Il y a deux ans, un feu d’origine criminelle s’était déclaré dans une école toute proche du lycée. Mais, il ne faut pas tirer de conclusions hâtives, prévient François Boucher, maire UMP de Migennes. "C’est un quartier qui est difficile, qui est compliqué, mais il ne faut pas le stigmatiser", déclare le maire. "Le premier incendie était criminel, celui-ci peut être un incendie classique dû à la vétusté, donc il ne faut pas jeter l’anathème."

Pour François Boucher, "la priorité c’est d’aider les forces de l’ordre à trouver pourquoi une partie du lycée est partie en fumée et surtout de permettre de reconstruire rapidement cet atelier qui est stratégique pour la filière microtechnique". Une des pistes envisagées dans l’immédiat pourrait être d’aménager un nouvel atelier dans un ex-bâtiment commercial situé à côté du lycée.


Migennes : les élèves reprennent le chemin de l’école après l’incendie de leur lycée

France3 Bourgogne, 12/05/2014 | 15:37

Quatre jours après l’incendie qui a ravagé 1000 m² d’atelier dans le lycée Blaise Pascal de Migennes, les élèves étaient de retour en cours ce lundi 12 mai 2014.

Conséquence immédiate du sinistre, les épreuves pratiques de microtechnique comptant pour le baccalauréat n’auront pas lieu cette semaine comme prévu.
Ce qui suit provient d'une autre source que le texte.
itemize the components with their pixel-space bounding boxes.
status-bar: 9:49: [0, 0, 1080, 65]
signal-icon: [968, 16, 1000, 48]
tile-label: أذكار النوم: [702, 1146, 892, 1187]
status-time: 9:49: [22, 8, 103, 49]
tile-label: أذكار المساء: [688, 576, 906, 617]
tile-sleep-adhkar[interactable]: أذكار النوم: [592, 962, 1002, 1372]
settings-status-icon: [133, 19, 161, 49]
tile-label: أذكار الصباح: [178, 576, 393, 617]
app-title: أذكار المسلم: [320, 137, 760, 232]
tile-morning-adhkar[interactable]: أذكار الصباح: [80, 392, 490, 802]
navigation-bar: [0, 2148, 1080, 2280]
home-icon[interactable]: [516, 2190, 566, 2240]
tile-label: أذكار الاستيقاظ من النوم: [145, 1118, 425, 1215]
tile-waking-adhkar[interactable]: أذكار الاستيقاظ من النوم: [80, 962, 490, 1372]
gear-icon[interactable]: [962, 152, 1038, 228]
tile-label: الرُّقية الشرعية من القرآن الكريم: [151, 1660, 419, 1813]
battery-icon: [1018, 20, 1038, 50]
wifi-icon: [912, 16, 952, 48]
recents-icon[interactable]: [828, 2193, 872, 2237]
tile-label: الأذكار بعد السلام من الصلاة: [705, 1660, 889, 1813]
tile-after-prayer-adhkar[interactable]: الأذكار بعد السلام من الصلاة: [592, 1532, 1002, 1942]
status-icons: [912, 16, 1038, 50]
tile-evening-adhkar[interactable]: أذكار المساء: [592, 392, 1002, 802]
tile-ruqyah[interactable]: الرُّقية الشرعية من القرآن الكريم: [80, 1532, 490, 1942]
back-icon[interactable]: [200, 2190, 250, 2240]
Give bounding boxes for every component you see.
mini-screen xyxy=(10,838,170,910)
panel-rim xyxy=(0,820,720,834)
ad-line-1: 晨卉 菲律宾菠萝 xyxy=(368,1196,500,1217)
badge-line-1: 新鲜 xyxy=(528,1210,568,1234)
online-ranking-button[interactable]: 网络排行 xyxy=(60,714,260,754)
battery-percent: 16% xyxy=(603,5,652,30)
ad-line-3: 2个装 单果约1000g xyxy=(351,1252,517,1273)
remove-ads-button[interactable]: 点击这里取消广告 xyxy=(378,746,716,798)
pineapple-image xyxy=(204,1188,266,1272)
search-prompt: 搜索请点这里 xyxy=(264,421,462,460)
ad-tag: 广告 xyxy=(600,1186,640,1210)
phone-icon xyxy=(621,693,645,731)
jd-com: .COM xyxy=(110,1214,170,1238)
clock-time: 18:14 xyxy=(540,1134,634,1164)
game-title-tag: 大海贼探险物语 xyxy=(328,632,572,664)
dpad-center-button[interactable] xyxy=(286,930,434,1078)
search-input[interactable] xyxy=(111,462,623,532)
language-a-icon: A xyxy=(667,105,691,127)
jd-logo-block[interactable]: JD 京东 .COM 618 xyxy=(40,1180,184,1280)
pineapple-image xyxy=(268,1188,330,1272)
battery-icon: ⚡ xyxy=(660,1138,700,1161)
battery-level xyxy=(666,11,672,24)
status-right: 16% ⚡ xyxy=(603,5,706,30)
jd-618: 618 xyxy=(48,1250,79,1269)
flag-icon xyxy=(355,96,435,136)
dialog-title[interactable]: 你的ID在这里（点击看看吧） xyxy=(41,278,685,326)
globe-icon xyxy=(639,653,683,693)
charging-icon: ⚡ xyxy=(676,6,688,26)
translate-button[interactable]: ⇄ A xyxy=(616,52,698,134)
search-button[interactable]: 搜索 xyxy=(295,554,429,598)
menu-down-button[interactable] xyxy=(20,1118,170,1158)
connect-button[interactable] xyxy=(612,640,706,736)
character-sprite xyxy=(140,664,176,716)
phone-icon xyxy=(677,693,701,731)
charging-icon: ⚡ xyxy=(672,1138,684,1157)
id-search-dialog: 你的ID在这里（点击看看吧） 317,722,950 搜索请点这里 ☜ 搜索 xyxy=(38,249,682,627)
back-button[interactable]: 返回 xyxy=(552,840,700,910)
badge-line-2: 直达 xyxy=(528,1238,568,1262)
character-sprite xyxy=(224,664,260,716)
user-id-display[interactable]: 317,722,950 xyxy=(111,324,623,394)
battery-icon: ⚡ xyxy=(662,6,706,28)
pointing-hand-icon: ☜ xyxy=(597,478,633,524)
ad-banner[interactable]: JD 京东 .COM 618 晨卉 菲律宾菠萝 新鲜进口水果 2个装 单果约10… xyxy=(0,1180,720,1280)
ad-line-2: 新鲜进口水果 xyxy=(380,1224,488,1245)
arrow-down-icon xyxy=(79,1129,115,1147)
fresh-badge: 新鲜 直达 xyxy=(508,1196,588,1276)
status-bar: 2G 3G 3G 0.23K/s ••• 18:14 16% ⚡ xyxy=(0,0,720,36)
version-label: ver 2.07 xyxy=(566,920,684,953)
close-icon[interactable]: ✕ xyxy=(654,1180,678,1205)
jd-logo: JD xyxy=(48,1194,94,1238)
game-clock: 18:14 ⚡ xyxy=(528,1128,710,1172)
Elles sont reportées et se dérouleront vraisemblablement en Seine-et-Marne ou dans l’Aube, un des deux départements voisins. Rien n’est encore déterminé. L’académie est à la recherche de lieux adéquats et disponibles pour l’organisation de ces examens.

Le lycée de Migennes est le seul établissement de l’académie à enseigner la microtechnique. Les élèves de Première et de Seconde de cette filière s’inquiètent pour leur avenir. Pourront-ils poursuivre dans leur voie vu que les machines ont été réduites en cendres ?

Au chapitre judiciaire, les investigations se sont poursuivies tout le week-end. Piste criminelle ou accidentelle, les enquêteurs n’excluent aucune hypothèse.